Welcome to Tombstone, Arizona. Dust off your chaps, leave your side-irons with the sheriff, and step back in time to the Old West. Just mind the horsepucky…
Good old Butch Cassidy got me thinking on the Old West. He got me thinking that would make a mighty fine subject for Diversions. Tombstone would be a right perfect choice, I reckoned. So I decided to giddy up and rope me a story!
I told you to mind the horsepucky…
Anyways, when most people think of the Old West, the Wild West, or variations thereof, Tombstone is usually what their minds are drawn to. This small town was host to some of the most notable (and surprisingly rare) gunfights in Wild West history, and home to the famous Earp brothers and Doc Holliday. The town’s Boot Hill cemetery is one of the most famous of its kind, and even reportedly haunted.
The town started as a silver mining claim made by Ed Schieffelin in 1877. Native Americans had been known to kill miners nearby where Schieffelin had been searching for silver and had been warned “The only rock you will find out there will be your tombstone.” I’m sure you can guess what he called his claim.
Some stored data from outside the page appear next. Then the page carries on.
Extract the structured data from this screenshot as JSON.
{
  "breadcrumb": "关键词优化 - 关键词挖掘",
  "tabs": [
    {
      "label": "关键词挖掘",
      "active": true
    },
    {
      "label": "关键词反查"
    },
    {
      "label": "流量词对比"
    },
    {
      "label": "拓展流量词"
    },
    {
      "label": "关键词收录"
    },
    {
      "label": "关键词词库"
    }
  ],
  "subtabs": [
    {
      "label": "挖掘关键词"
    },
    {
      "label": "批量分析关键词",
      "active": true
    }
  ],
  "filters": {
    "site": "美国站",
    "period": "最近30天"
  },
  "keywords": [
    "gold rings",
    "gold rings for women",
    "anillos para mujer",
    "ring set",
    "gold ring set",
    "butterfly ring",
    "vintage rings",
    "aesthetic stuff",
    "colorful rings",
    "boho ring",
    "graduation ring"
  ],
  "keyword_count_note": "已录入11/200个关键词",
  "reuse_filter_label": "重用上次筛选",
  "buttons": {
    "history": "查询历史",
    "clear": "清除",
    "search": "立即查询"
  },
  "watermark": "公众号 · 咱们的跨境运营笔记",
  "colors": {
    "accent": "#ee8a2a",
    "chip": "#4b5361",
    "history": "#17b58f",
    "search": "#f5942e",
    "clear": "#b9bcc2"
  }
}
The town, named for Schieffelin’s claim, was formally established in March of 1879. It consisted mostly of tents and a handful of wooden shacks. Tombstone’s initial population was a whopping 100 souls.
Business was booming by 1880. The Grand Hotel opened, introducing fine amenities such as toilet stands and hot and cold running water(aren’t you glad you live in the 21st century?) At the height of the silver boom, Tombstone was host to 10,000 residents. But with riches and beer comes bitches and tears.
Smuggling of items across the US/Mexico border thirty miles away led to Tombstone being somewhat of a haven to outlaws. These unfavorables, laden with ill-gotten gains, made it a habit of getting smashed and then smashing each other. Shootings and stabbings became common occurrences.
In March of 1881, three cowboys attempted to rob a stagecoach carrying a large quantity of silver bullion. Both men manning the stagecoach were killed. US Marshall Virgil Earp, along with his deputized brothers Wyatt and Morgan Earp began searching for the men responsible.
The culmination of that manhunt is the legendary gunfight at the O.K. Coral. The thirty-second altercation saw the McLaury and Clanton brothers along with Billy Claiborne square off against the brothers Earp and temporary Marshal Doc Holliday. Virgil and Morgan Earp ended the fight wounded. Billy Clanton and both McLaurys wound up in the ground. Claiborne and Ike Clanton straight up ran away.
A fire in 1886 damaged an important mining operation enough to practically bring mining to a halt. The population dwindled to less than 700 by 1900. Nowadays tourism has become the life blood of Tombstone. Nearly a half-million tourists filter through the small, dusty town each year. Tombstone would likely have become a ghost town by now if not for this and other lucky breaks throughout it’s long and troubled history.